Menyerukan pengawas untuk mencegah diskriminasi AI

Sebuah lembaga pengawas harus dibentuk untuk mengawasi kecerdasan buatan dan sistem otomatis lainnya untuk menghindari diskriminasi dan pengambilan keputusan yang buruk, menurut sekelompok ahli.

Menyerukan pengawas untuk mencegah diskriminasi AI

A laporan oleh tim di Alan Turing Institute di London dan Universitas Oxford menyerukan dibentuknya badan independen yang berdedikasi dibentuk untuk menyelidiki dan memantau bagaimana sistem ini mengambil keputusan, yang banyak di antaranya dapat berdampak besar pada keputusan seseorang mata pencaharian.

Karena nilai ekonomi dari algoritme AI, detail teknis di balik sistem ini dirahasiakan secara ketat dalam industri dan jarang dibahas secara publik. Namun sebuah badan independen akan dapat mewakili individu-individu yang merasa telah didiskriminasi oleh layanan AI, menurut para peneliti.

Lihat terkait 

Otak vs Kecerdasan Buatan: AI kembali menghancurkan umat manusia
Pemerintah belum siap menghadapi dampak kecerdasan buatan, klaim anggota parlemen
Apa itu AI? Sepuluh hal yang perlu Anda ketahui tentang masa depan kecerdasan buatan

“Apa yang kami ingin lihat adalah pihak ketiga yang tepercaya, mungkin badan pengatur atau pengawas, yang memiliki kekuatan untuk mengawasi dan algoritma audit sehingga mereka dapat masuk dan melihat apakah sistem tersebut benar-benar transparan dan adil,” kata peneliti Sandra Penjaga.

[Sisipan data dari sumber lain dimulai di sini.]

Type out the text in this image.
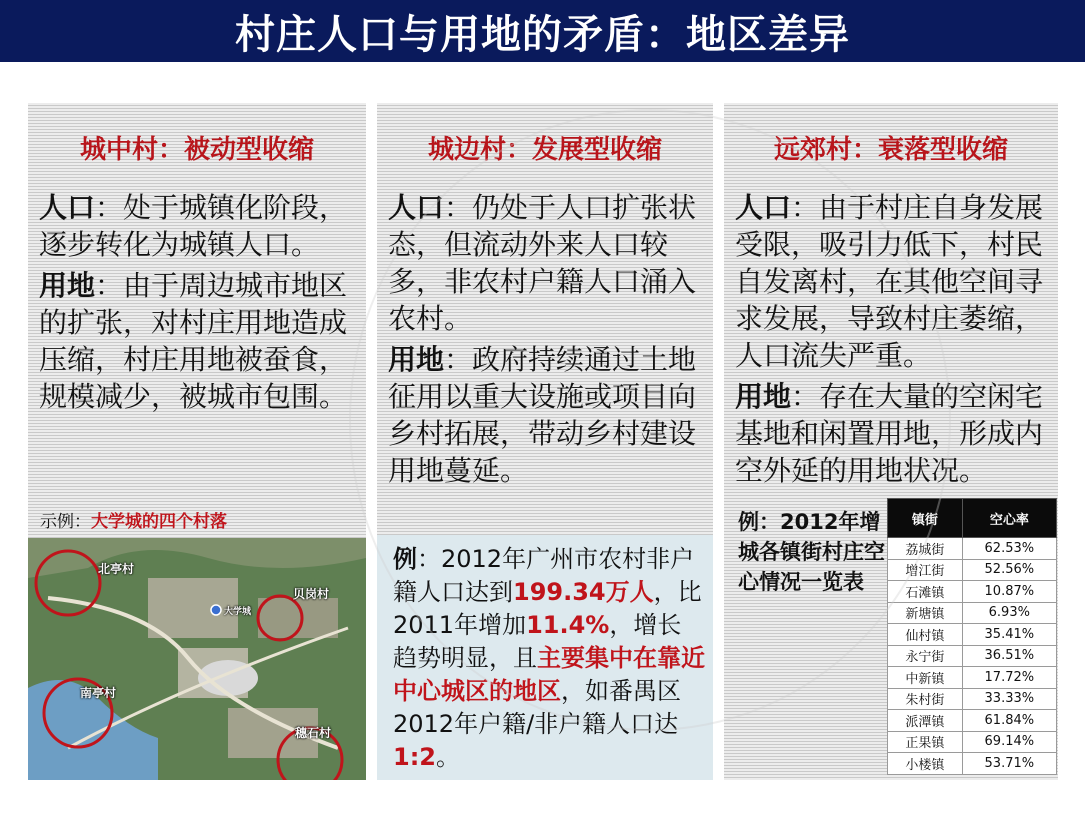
村庄人口与用地的矛盾：地区差异
城中村：被动型收缩

人口：处于城镇化阶段，逐步转化为城镇人口。

用地：由于周边城市地区的扩张，对村庄用地造成压缩，村庄用地被蚕食，规模减少，被城市包围。

示例：大学城的四个村落
北亭村
贝岗村
南亭村
穗石村
大学城
城边村：发展型收缩

人口：仍处于人口扩张状态，但流动外来人口较多，非农村户籍人口涌入农村。

用地：政府持续通过土地征用以重大设施或项目向乡村拓展，带动乡村建设用地蔓延。

例：2012年广州市农村非户籍人口达到199.34万人，比2011年增加11.4%，增长趋势明显，且主要集中在靠近中心城区的地区，如番禺区2012年户籍/非户籍人口达1:2。
远郊村：衰落型收缩

人口：由于村庄自身发展受限，吸引力低下，村民自发离村，在其他空间寻求发展，导致村庄萎缩，人口流失严重。

用地：存在大量的空闲宅基地和闲置用地，形成内空外延的用地状况。

例：2012年增城各镇街村庄空心情况一览表
镇街	空心率
荔城街	62.53%
增江街	52.56%
石滩镇	10.87%
新塘镇	6.93%
仙村镇	35.41%
永宁街	36.51%
中新镇	17.72%
朱村街	33.33%
派潭镇	61.84%
正果镇	69.14%
小楼镇	53.71%
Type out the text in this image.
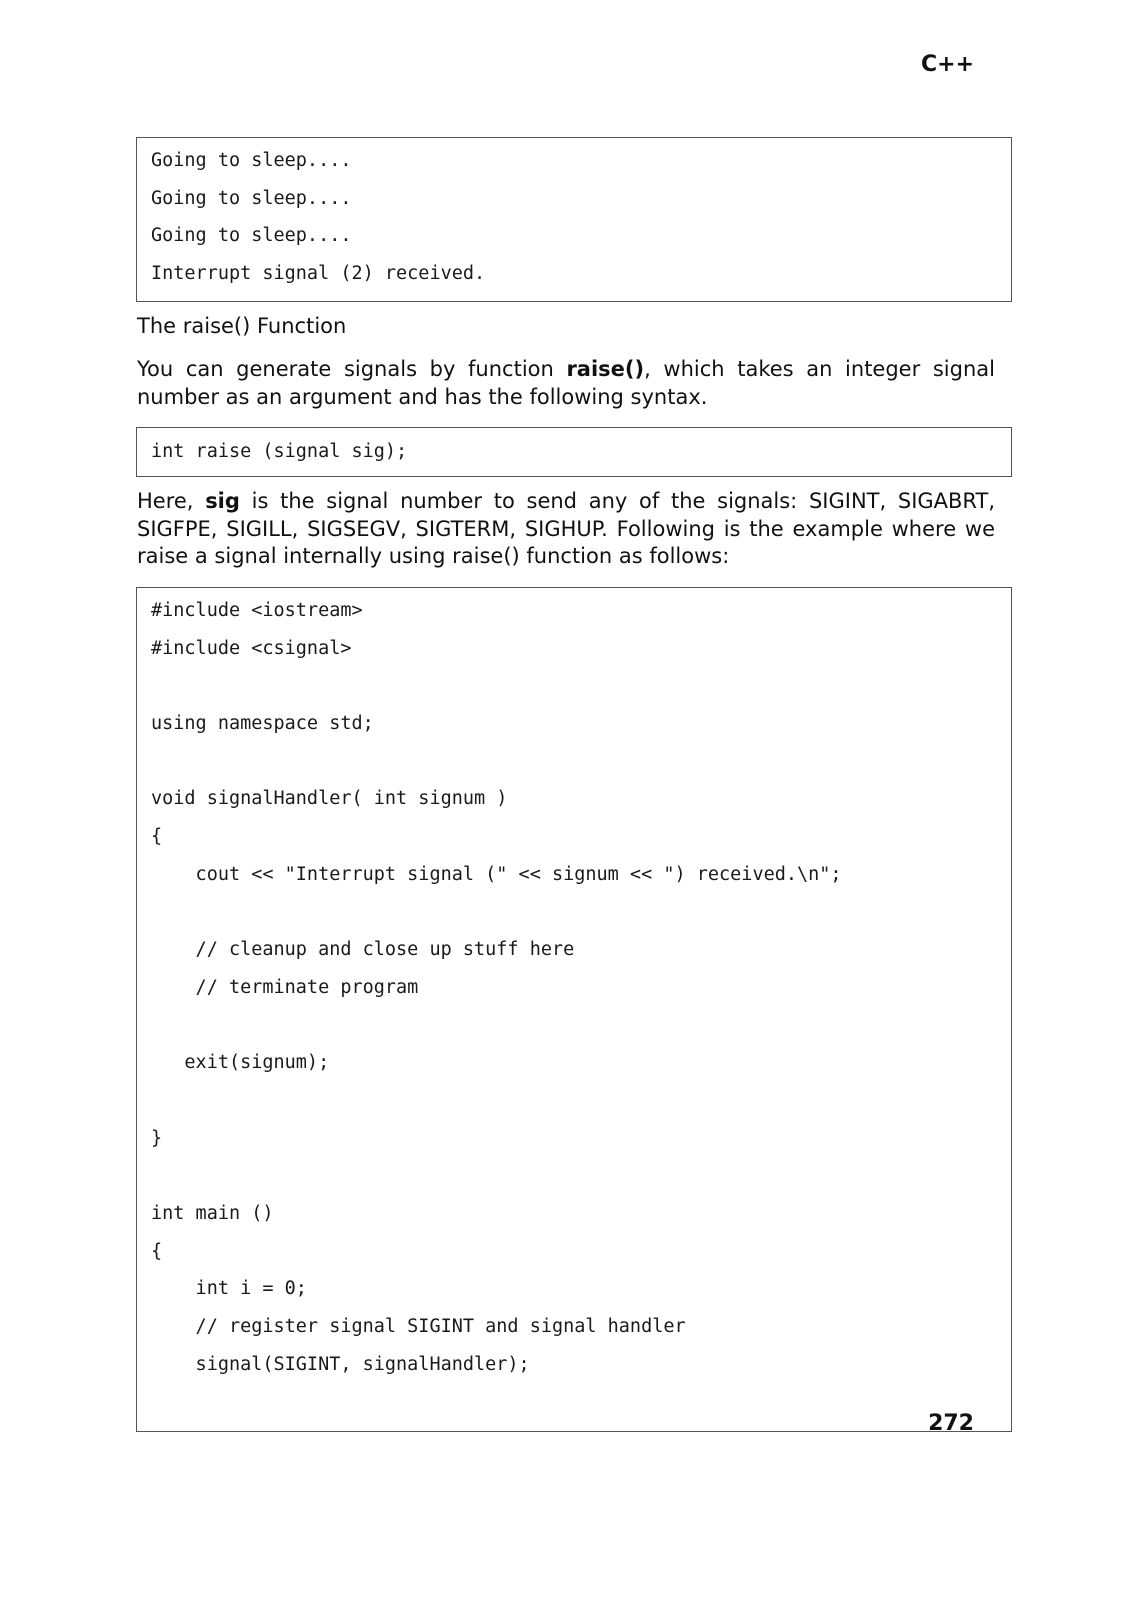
C++
Going to sleep....
Going to sleep....
Going to sleep....
Interrupt signal (2) received.
The raise() Function
You can generate signals by function raise(), which takes an integer signal number as an argument and has the following syntax.
int raise (signal sig);
Here, sig is the signal number to send any of the signals: SIGINT, SIGABRT, SIGFPE, SIGILL, SIGSEGV, SIGTERM, SIGHUP. Following is the example where we raise a signal internally using raise() function as follows:
#include <iostream>
#include <csignal>
using namespace std;
void signalHandler( int signum )
{
cout << "Interrupt signal (" << signum << ") received.\n";
// cleanup and close up stuff here
// terminate program
exit(signum);
}
int main ()
{
int i = 0;
// register signal SIGINT and signal handler
signal(SIGINT, signalHandler);
272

Tim, yang juga mencakup Brent Mittelstadt dan Luciano Floridi, berpendapat bahwa meskipun manusia memang demikian mampu menantang setiap keputusan cacat yang dibuat oleh AI, undang-undang perlindungan yang ada saat ini sudah ketinggalan zaman dan tidak efisien.

Undang-Undang Perlindungan Data Inggris memungkinkan individu untuk menentang keputusan yang dipimpin oleh AI, namun perusahaan tidak perlu mengungkapkan informasi yang mereka anggap sebagai rahasia dagang. Hal ini saat ini mencakup secara spesifik bagaimana algoritma AI sampai pada keputusan yang diambilnya, sehingga membuat orang tidak tahu apa-apa mengapa permohonan kartu kredit mereka ditolak atau secara tidak sengaja dihapus dari daftar pemilih.

Baru Peraturan Peraturan Perlindungan Data Umum (GDPR). akan hadir pada tahun 2018 di seluruh negara anggota Eropa dan Inggris, dan berjanji untuk meningkatkan transparansi dalam pengambilan keputusan dengan AI. Namun para peneliti berpendapat bahwa hal ini berisiko menjadi “ompong” dan tidak akan memberikan kepastian hukum yang cukup bagi calon korban.

“Ada anggapan bahwa GDPR akan memberikan akuntabilitas dan transparansi bagi AI, namun hal itu sama sekali tidak dijamin,” kata Mittelstadt. “Itu semua tergantung pada bagaimana hal ini ditafsirkan di masa depan oleh pengadilan nasional dan Eropa.”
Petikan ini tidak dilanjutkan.